Quienes me conocen saben de sobra que el paso de los años ha redondeado mis formas (finísima forma de decir que he engordado como un pavo antes de nochebuena) y seguramente con eso es con lo que mucha gente se quedará. Pero lo que la gran mayoría no sabe es lo que ha adelgazado mi personalidad: menos miedos, menos inseguridad, menos prejuicios... ¿no es esto lo que cuenta? Como dice mi queridísimo José Carlos "tanto preocuparnos por el peso si total, dentro de ochenta años estaremos todos delgadísimos"... humor negro donde lo haya...
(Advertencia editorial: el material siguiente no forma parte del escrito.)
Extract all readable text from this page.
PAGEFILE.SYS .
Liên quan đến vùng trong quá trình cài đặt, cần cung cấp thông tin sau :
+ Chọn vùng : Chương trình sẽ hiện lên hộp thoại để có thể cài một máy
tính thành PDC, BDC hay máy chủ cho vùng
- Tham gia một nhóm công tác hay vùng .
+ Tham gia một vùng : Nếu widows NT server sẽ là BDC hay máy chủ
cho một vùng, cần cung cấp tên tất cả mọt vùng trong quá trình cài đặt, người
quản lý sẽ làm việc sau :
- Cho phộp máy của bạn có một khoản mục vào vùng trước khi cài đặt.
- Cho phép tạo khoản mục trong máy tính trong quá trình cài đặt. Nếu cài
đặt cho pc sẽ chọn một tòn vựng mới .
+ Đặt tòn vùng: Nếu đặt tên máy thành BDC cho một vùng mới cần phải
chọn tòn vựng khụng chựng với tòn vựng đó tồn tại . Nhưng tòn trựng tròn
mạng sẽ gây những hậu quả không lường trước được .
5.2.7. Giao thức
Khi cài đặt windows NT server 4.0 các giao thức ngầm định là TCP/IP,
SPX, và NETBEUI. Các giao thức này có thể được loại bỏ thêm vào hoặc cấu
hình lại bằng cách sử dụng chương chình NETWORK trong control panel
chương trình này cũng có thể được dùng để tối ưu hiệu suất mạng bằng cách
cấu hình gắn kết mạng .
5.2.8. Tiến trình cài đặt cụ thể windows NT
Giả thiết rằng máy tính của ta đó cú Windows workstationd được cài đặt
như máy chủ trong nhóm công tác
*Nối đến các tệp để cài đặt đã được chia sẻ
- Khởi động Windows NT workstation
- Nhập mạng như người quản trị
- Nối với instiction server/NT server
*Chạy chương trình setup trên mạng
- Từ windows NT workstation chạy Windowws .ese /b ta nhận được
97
Y con esto llego a mi meditación de hoy. Si dejamos a un lado el tema de la salud y nos centramos en lo estético, es espeluznante ver -y comprobar- la obsesión que tenemos hoy en día con la imagen física. Pareciera que el estar delgado es el pasaporte para la felicidad. Cuidamos el cuerpo hasta unos extremos que rozan lo absurdo mientras cuidamos poco o nada lo más importante que hay en el ser humano: su alma, espíritu o esencia, como lo queramos llamar. Gastamos más y más energía en cuidar los alimentos que consumimos, las calorías que gastamos, el tiempo que dedicamos al ejercicio... ¿y el alimento del alma? ¿Cuidamos lo que leemos, lo que vemos en televisión, en el cine? ¿Las conversaciones que mantenemos con los demás? ¿Las opiniones que tenemos sobre los otros? ¿Y sobre nosotros mismos? ¿Cuidamos lo que pensamos? NO. Así, rotundo y escueto. NO.
Porque no hay más que hablar con la gente, rascar un poco para quitar el barniz de lo pseudo cultural y ver cómo respira el personal. Los temas de conversación en los bares, en los mercados, en las cafeterías... el interés por lo trascendente es inversamente proporcional al interés por lo prosaico. Mucho fútbol, mucho concursito de televisión, pero poco estudio y menos reflexión. Y con esto no quiero decir que seamos todos iguales; en una sociedad hay de todo, como en botica, y cada caso será un mundo. Pero la tónica general es la que es y no podemos negar que hoy en día hay muy poco interés por la cultura.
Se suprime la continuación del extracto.